THE RAIN, THE WIND AND THE CLOUDS
China is also a very old country, having over 5000 years of incredibly rich history, culture, and wisdom. Yet today, much of this is being eroded by the 'me first' messages so prevalent in the Western entertainment culture that's been adopted here. Such purely materialistic values have created the era of personal and social alienation we now live in, which raises important questions about how to realize one's true value and place within this world.
I feel on a deep level many Chinese people today are experiencing discomfort and anxiety trying to live within the current model of society, and think there may emerge a longing to return to deeper values historically represented by the principles of Confucian order, and the harmony of Taoism.

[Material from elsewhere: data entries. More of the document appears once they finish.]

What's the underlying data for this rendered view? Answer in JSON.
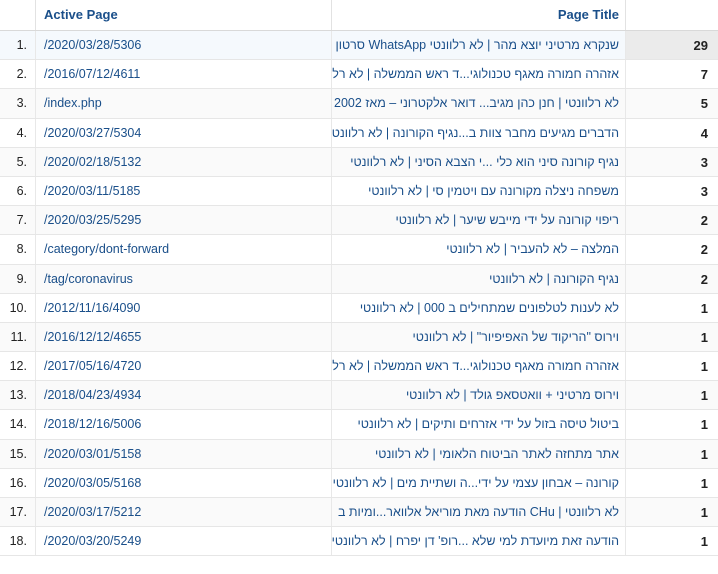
{
  "headers": {
    "path": "Active Page",
    "title": "Page Title"
  },
  "rows": [
    {
      "num": "1.",
      "path": "/2020/03/28/5306",
      "title": "שנקרא מרטיני יוצא מהר | לא רלוונטי WhatsApp סרטון",
      "value": "29"
    },
    {
      "num": "2.",
      "path": "/2016/07/12/4611",
      "title": "אזהרה חמורה מאגף טכנולוגי...ד ראש הממשלה | לא רלוונטי",
      "value": "7"
    },
    {
      "num": "3.",
      "path": "/index.php",
      "title": "לא רלוונטי | חנן כהן מגיב... דואר אלקטרוני – מאז 2002",
      "value": "5"
    },
    {
      "num": "4.",
      "path": "/2020/03/27/5304",
      "title": "הדברים מגיעים מחבר צוות ב...נגיף הקורונה | לא רלוונטי",
      "value": "4"
    },
    {
      "num": "5.",
      "path": "/2020/02/18/5132",
      "title": "נגיף קורונה סיני הוא כלי ...י הצבא הסיני | לא רלוונטי",
      "value": "3"
    },
    {
      "num": "6.",
      "path": "/2020/03/11/5185",
      "title": "משפחה ניצלה מקורונה עם ויטמין סי | לא רלוונטי",
      "value": "3"
    },
    {
      "num": "7.",
      "path": "/2020/03/25/5295",
      "title": "ריפוי קורונה על ידי מייבש שיער | לא רלוונטי",
      "value": "2"
    },
    {
      "num": "8.",
      "path": "/category/dont-forward",
      "title": "המלצה – לא להעביר | לא רלוונטי",
      "value": "2"
    },
    {
      "num": "9.",
      "path": "/tag/coronavirus",
      "title": "נגיף הקורונה | לא רלוונטי",
      "value": "2"
    },
    {
      "num": "10.",
      "path": "/2012/11/16/4090",
      "title": "לא לענות לטלפונים שמתחילים ב 000 | לא רלוונטי",
      "value": "1"
    },
    {
      "num": "11.",
      "path": "/2016/12/12/4655",
      "title": "וירוס \"הריקוד של האפיפיור\" | לא רלוונטי",
      "value": "1"
    },
    {
      "num": "12.",
      "path": "/2017/05/16/4720",
      "title": "אזהרה חמורה מאגף טכנולוגי...ד ראש הממשלה | לא רלוונטי",
      "value": "1"
    },
    {
      "num": "13.",
      "path": "/2018/04/23/4934",
      "title": "וירוס מרטיני + וואטסאפ גולד | לא רלוונטי",
      "value": "1"
    },
    {
      "num": "14.",
      "path": "/2018/12/16/5006",
      "title": "ביטול טיסה בזול על ידי אזרחים ותיקים | לא רלוונטי",
      "value": "1"
    },
    {
      "num": "15.",
      "path": "/2020/03/01/5158",
      "title": "אתר מתחזה לאתר הביטוח הלאומי | לא רלוונטי",
      "value": "1"
    },
    {
      "num": "16.",
      "path": "/2020/03/05/5168",
      "title": "קורונה – אבחון עצמי על ידי...ה ושתיית מים | לא רלוונטי",
      "value": "1"
    },
    {
      "num": "17.",
      "path": "/2020/03/17/5212",
      "title": "לא רלוונטי | CHu הודעה מאת מוריאל אלוואר...ומיות ב",
      "value": "1"
    },
    {
      "num": "18.",
      "path": "/2020/03/20/5249",
      "title": "הודעה זאת מיועדת למי שלא ...רופ' דן יפרח | לא רלוונטי",
      "value": "1"
    }
  ]
}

As an artist I feel a responsibility to address these issues, and help promote real social change and cultural transformation through my work.
Throughout my life I've never chased after fads, or abided by the rigid rules of tradition; there've been many challenges, and much of my early work was censored or destroyed because it didn't adhere to the government's standards of social order.. yet through perseverance I feel I've grown beyond these limitations to create something that is both old and new, Eastern and Western, that may perhaps serve as an example of a way forward.
For I truly believe art has the power to carry us beyond the mundaneness of ordinary life, and bring us closer to the essential spirit of our existence. It offers a fresh space within which life may emerge anew, allowing the unfamiliar to become familiar, and the invisible to be seen... in this way I'd say my paintings are like the rain, the wind and the clouds... it's the spirit of these elements, and the harmony between them, that I hope they may awaken within others.